Tata Irawati, Guru dari Balikpapan yang Mengabdi di Pesisir Sepatin: “Mendidik di Sini adalah Cinta dan Tanggung Jawab”
SEPATIN, Inibalikpapan.com — Di tengah keterbatasan listrik, akses, dan fasilitas pendidikan, Tata Irawati, guru Bahasa Indonesia di SMP Negeri 6 Sepatin, Kecamatan Anggana, Kabupaten Kutai Kartanegara (Kukar), menjadi simbol pengabdian tanpa batas.
Selama hampir lima tahun, perempuan asal Balikpapan ini memilih menetap di desa pesisir terpencil itu, mengabdikan hidupnya untuk mencerdaskan anak-anak di kawasan 3T (Tertinggal, Terdepan, dan Terluar).
“Awalnya saya kira lokasinya dekat, bisa bolak-balik ke darat.
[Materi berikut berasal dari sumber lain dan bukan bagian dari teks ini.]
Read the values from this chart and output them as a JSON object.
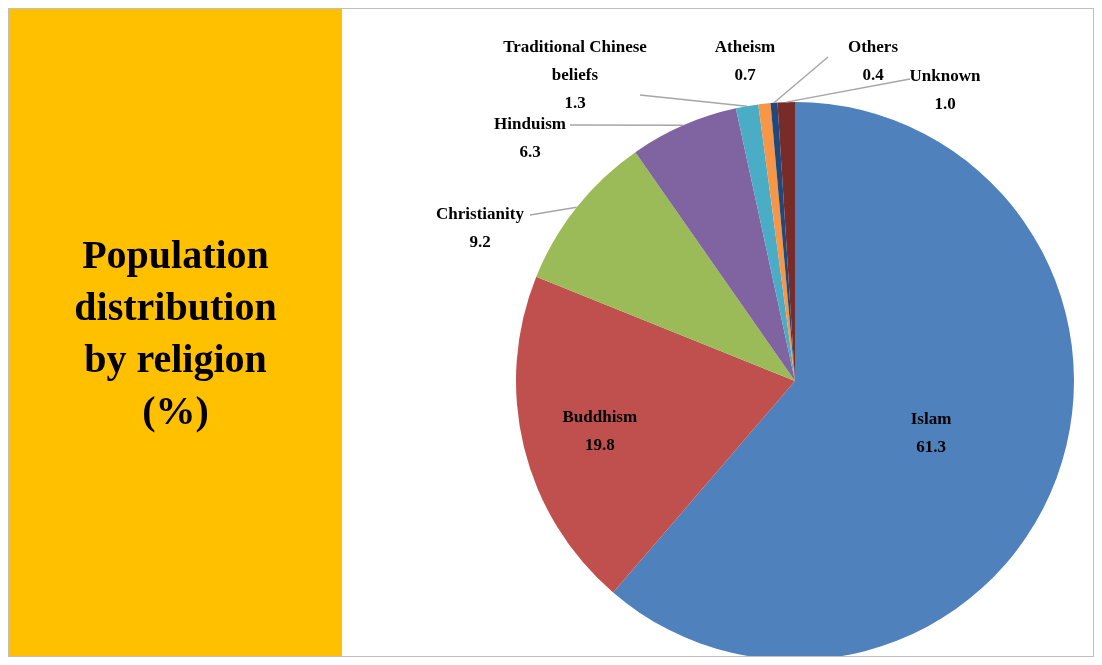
{
  "chart_data": {
    "type": "pie",
    "title": "Population distribution by religion (%)",
    "categories": [
      "Islam",
      "Buddhism",
      "Christianity",
      "Hinduism",
      "Traditional Chinese beliefs",
      "Atheism",
      "Others",
      "Unknown"
    ],
    "values": [
      61.3,
      19.8,
      9.2,
      6.3,
      1.3,
      0.7,
      0.4,
      1.0
    ],
    "value_labels": [
      "61.3",
      "19.8",
      "9.2",
      "6.3",
      "1.3",
      "0.7",
      "0.4",
      "1.0"
    ],
    "colors": [
      "#4f81bd",
      "#c0504d",
      "#9bbb59",
      "#8064a2",
      "#4bacc6",
      "#f79646",
      "#1f497d",
      "#772c2a"
    ],
    "legend": false
  }
}
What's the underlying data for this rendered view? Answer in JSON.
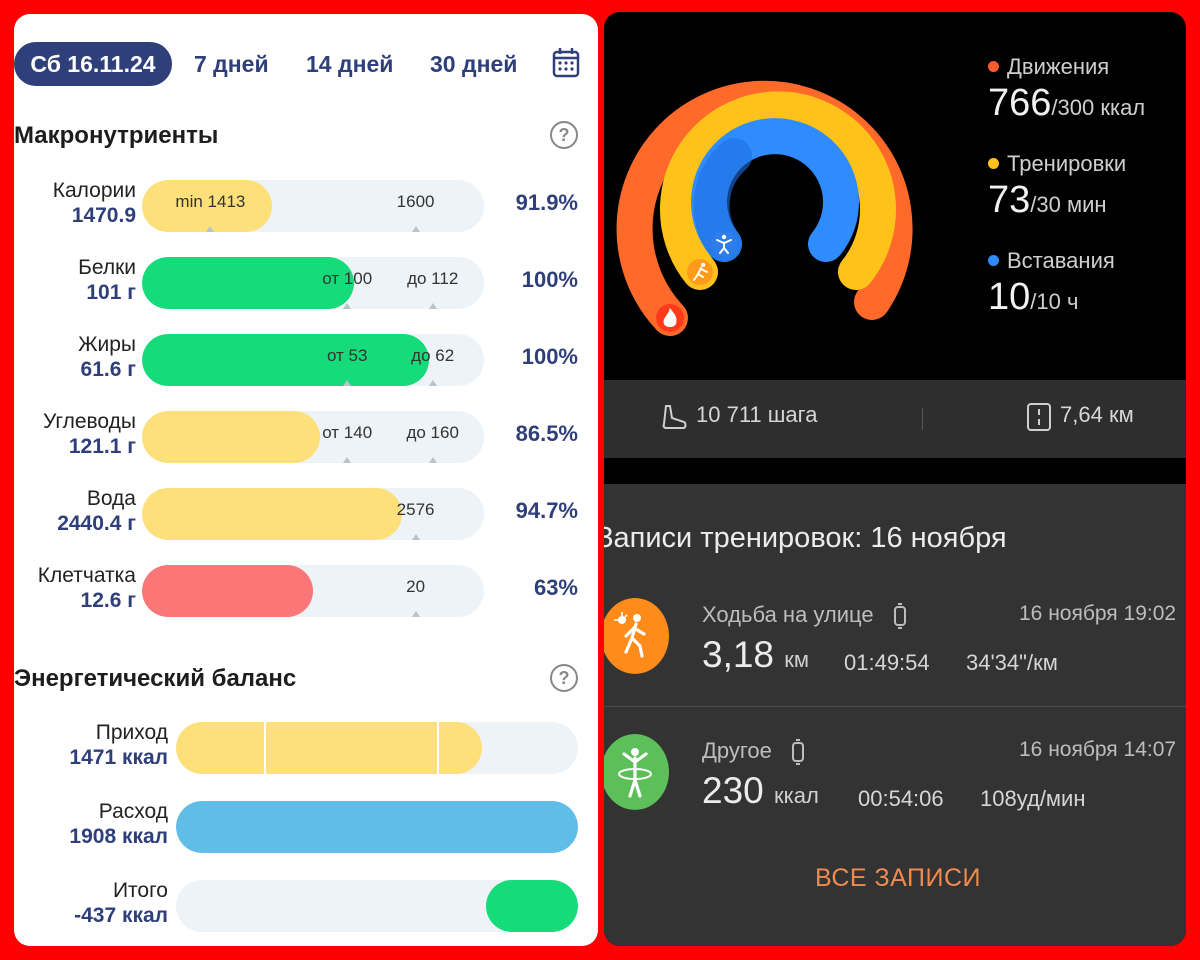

Tapi ternyata harus menempuh perjalanan satu setengah jam menggunakan speedboat. Dari situ saya putuskan untuk tinggal di sini,” ujarnya sambil tersenyum.
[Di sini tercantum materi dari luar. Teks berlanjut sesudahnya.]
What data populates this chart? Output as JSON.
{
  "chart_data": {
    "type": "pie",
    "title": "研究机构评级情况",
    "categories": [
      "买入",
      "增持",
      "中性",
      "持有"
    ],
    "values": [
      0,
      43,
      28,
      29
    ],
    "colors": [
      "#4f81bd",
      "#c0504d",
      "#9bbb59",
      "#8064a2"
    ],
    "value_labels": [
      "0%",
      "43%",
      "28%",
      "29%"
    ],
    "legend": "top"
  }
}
Tinggal di Tengah Keterbatasan, Mengajar dengan Ketulusan
Tata tidak menampik bahwa masa-masa awal pengabdiannya penuh tantangan. Keterbatasan fasilitas dan akses membuatnya harus beradaptasi cepat.
“Listrik baru menyala jam enam sore dan padam jam enam pagi. Tapi saya sadar, ini bagian dari proses dan pilihan hidup yang harus dijalani,” katanya.
Kondisi sosial masyarakat pesisir juga menjadi tantangan tersendiri. Banyak anak yang lebih memilih membantu orang tua melaut atau bekerja daripada melanjutkan sekolah.
Namun, berkat kerja sama antara guru, masyarakat, dan dukungan pihak luar seperti Pertamina Hulu Mahakam (PHM) melalui program CSR, semangat belajar para siswa mulai tumbuh.
“Kami terus memotivasi anak-anak agar paham pentingnya sekolah untuk masa depan mereka. Sekarang mereka sudah mulai fokus belajar, bahkan bangga dengan kemajuan sarana dan prasarana sekolah,” tuturnya.
Mengajar Jadi Panggilan Hidup
Meski jauh dari keluarga di Balikpapan, Tata tetap tegar. Ia menyebut bahwa keputusannya mengajar di daerah terpencil bukan semata pekerjaan, melainkan panggilan hati untuk berbuat bagi bangsa.
“Kalau rindu keluarga, saya telepon atau pulang saat libur panjang. Tapi bagi saya, mendidik anak-anak di sini adalah cinta dan tanggung jawab,” ujarnya penuh keyakinan.
Kisah Tata menjadi cerminan nyata bahwa pengabdian seorang guru tidak diukur dari tempat ia mengajar, tetapi dari seberapa besar dampak yang ia berikan. Di tengah keterbatasan, ia membuktikan bahwa pendidikan bisa tumbuh di mana pun, selama masih ada guru yang berjuang dengan hati.